3 The conduct was serious for a number of reasons.  Pethidine is a drug of dependence, and each of the patients was dependent, or at risk of becoming dependent, upon the drug.  To the extent that he sought to shelter behind GP directions and prescriptions, Dr Coote failed to recognise, both at the time and again at the hearing, that an after-hours locum doctor must be responsible for independent enquiry and clinical judgement in his treatment of such patients.  As we said in our earlier reasons, independent enquiry should have been alert to the possibility of secondary gain, chronic pain behaviour and opioid dependence, and independent judgement should have been informed by pain clinic or other advice through the patients’ GPs.
4 We take into account all the submissions that Dr Coote’s counsel has made on his behalf.  We recognise the professional, family and financial consequences for Dr Coote of the proceedings and the delay in bringing them to a conclusion.  We acknowledge that he is unlikely to offend again.

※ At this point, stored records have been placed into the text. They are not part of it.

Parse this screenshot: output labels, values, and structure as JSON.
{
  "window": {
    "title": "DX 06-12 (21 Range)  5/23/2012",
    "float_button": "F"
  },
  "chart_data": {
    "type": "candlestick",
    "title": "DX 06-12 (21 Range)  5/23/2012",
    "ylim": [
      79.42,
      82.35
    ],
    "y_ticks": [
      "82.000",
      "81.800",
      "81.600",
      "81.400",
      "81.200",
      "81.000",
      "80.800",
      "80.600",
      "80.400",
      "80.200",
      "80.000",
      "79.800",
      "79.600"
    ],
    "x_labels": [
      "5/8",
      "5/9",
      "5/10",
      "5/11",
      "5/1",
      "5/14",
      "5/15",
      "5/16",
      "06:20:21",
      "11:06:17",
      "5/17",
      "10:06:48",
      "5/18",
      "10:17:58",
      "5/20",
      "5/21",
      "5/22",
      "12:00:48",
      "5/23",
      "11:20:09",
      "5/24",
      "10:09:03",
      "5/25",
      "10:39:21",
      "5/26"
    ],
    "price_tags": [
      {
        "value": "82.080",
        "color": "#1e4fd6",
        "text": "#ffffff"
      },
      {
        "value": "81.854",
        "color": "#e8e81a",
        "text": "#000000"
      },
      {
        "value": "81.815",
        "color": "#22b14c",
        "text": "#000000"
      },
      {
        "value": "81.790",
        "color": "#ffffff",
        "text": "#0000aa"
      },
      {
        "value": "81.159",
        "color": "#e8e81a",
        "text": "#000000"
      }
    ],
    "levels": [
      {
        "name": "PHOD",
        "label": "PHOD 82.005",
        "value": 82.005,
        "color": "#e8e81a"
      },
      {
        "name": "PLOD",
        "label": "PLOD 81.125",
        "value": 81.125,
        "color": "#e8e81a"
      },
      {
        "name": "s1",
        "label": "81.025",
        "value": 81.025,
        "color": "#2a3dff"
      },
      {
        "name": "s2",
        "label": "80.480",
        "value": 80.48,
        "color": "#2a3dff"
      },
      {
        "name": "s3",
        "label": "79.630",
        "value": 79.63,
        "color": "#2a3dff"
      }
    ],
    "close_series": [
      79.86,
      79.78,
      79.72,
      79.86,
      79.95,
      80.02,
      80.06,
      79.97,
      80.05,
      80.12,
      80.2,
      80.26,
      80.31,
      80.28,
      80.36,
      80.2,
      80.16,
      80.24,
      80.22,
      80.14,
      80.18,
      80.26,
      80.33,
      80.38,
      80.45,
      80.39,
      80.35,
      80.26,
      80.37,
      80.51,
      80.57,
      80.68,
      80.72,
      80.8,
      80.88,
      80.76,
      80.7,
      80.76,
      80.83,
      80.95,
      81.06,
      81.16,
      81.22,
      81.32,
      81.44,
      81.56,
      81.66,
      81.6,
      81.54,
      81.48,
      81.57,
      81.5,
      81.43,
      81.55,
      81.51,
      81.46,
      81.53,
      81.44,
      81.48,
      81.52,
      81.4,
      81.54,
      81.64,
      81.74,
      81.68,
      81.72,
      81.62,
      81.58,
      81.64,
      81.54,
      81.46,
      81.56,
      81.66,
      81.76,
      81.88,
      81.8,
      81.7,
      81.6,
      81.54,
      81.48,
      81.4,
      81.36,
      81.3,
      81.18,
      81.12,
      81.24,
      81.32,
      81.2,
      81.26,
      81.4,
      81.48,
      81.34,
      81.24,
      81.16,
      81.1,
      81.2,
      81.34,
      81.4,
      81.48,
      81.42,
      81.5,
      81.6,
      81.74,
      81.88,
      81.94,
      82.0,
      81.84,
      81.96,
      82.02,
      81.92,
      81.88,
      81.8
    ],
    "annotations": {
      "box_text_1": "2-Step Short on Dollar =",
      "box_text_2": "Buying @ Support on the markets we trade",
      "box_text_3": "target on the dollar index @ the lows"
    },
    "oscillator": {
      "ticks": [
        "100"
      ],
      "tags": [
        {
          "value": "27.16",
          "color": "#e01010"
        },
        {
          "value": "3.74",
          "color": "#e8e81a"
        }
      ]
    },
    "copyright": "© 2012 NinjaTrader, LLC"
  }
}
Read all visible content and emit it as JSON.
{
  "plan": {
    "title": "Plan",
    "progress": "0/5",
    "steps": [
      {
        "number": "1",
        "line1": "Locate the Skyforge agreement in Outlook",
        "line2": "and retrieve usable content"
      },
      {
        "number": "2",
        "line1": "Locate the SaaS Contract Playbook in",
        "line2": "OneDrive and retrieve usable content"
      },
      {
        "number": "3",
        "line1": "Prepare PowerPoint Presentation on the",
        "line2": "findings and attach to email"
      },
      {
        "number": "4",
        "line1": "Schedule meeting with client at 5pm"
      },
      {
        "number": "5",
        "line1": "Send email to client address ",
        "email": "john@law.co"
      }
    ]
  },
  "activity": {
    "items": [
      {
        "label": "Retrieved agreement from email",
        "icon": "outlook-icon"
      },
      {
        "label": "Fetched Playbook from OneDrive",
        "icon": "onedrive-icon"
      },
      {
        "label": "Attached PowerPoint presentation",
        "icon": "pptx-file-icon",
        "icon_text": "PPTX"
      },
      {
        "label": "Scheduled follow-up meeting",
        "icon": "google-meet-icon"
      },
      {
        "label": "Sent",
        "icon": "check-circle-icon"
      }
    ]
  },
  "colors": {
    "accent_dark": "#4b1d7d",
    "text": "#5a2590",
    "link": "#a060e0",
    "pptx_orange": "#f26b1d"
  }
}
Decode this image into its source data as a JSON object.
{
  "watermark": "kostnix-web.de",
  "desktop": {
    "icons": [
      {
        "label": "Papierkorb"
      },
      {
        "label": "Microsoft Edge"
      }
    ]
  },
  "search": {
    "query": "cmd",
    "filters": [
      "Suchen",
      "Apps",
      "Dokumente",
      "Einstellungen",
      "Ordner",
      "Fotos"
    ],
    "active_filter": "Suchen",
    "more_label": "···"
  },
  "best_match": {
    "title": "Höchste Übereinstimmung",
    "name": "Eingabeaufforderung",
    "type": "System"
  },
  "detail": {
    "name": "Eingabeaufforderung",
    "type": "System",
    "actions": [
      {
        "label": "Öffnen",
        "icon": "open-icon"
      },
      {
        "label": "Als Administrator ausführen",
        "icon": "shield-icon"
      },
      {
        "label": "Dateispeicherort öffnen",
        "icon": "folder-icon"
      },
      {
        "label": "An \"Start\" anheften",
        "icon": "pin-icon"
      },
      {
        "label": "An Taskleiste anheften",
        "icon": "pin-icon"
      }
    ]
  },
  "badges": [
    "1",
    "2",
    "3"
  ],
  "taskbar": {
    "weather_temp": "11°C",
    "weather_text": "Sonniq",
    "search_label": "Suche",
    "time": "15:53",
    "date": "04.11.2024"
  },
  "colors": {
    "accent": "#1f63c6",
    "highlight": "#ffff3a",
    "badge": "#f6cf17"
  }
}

5 Those things said, our concern in the end must be to endeavour to protect the public.  We need to impose a penalty which will act as a warning to other medical practitioners that the administration of drugs of dependence should be undertaken only after careful and anxious consideration of the welfare of the patient and the risks of dependency. We do not consider that any penalty less than suspension would be appropriate in all the circumstances.
6 The order of the Tribunal is that the registration of Dr Coote as a medical practitioner be suspended by removing his name from the general register for a period of five calendar months from today.